The temperature of 3 kg of nitrogen is raised from $10^\circ \;C$ to $100^\circ \;C$ . Compute the difference in work done if heating were at constant pressure and at constant volume.
( For nitrogen ${C_p} = 1400Jk{g^{ - 1}}{K^{ - 1}}$ & ${C_V} = 740Jk{g^{ - 1}}{K^{ - 1}}$ )
A. 81000 J
B. 64000 J
C. 49000 J
D. 36000 J

Answer 1

Solution

Hint:- First find the number of moles in 3kg of nitrogen , then use the formula work done to raise the temperature of n number of moles by $\Delta T$ at constant pressure ( $W = n{C_p}\Delta T$ ) and also for work done to raise the temperature of n number of moles by $\Delta T$ at constant volume ( $W = n{C_V}\Delta T$ ).
After finding all the differences by subtracting , this is the required answer.

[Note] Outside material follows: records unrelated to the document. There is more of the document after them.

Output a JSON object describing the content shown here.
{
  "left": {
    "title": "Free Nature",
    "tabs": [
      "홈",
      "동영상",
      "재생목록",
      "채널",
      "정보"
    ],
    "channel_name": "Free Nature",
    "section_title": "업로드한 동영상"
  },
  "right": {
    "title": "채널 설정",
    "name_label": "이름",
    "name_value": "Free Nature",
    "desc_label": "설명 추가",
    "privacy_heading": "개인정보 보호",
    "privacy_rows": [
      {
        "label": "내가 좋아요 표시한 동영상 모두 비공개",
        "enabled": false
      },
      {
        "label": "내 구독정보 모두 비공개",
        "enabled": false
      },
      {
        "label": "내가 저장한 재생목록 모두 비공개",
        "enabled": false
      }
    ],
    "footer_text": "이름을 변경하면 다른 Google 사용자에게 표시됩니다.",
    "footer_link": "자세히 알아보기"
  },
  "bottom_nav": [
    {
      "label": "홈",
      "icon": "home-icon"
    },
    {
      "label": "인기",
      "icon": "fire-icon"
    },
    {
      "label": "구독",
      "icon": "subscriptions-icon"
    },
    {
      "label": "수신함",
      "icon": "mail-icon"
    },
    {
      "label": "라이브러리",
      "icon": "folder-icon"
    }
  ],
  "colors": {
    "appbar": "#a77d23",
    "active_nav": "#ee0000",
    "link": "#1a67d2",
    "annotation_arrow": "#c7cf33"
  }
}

Complete step-by-step solution :
Work done to raise the temperature from $10^\circ \;C$ to $100^\circ \;C$ at constant pressure $W = n{C_p}\Delta T$
Work done to raise the temperature from $10^\circ \;C$ to $100^\circ \;C$ at constant volume $W = n{C_V}\Delta T$
Since in both the cases the temperature is increasing by the same degree so change in internal energy for both the cases is the same.
Difference in work done if heating were at constant pressure and at constant volume is given by $\Delta W$
$\Rightarrow \Delta W = n{C_p}\Delta T - n{C_V}\Delta T$
By simplifying the relation we get,
$\Rightarrow \Delta W = n({C_p} - {C_v})\Delta T$
We know that $({C_p} - {C_v}) = R$
$\Rightarrow ({C_p} - {C_v}) = R$
$\Rightarrow R = 8.314Jk{g^{ - 1}}{K^{ - 1}}$
$\Rightarrow number\;of\;moles = \dfrac{{weight}}{{molar\;mass}}$
Finding the numbers of moles of nitrogen in 3kg.
$\Rightarrow n = \dfrac{{3kg}}{{28gm}} = \dfrac{{3000gm}}{{28gm}} = 107.142moles$
$\Rightarrow \Delta W = n({C_p} - {C_v})\Delta T$ $\because ({C_p} - {C_v}) = R$ & $R = 8.314Jk{g^{ - 1}}{K^{ - 1}}$
Putting all the values we get,
$\Rightarrow \Delta W = 107.142(8.314).(100 - 10)$
By solving this we get with
$\Rightarrow \Delta W \approx 81000J$
Since , the difference in work done if heating were at constant pressure and at constant volume is $81000J$ .

Hence option (A) is the correct answer.

Note:- Work done to increase the temperature of gases at constant pressure is always greater than the work done to increase the temperature by the same amount of gases at constant volume.
However, in both the cases the temperature is increasing by the same degree so change in internal energy for both the cases is the same.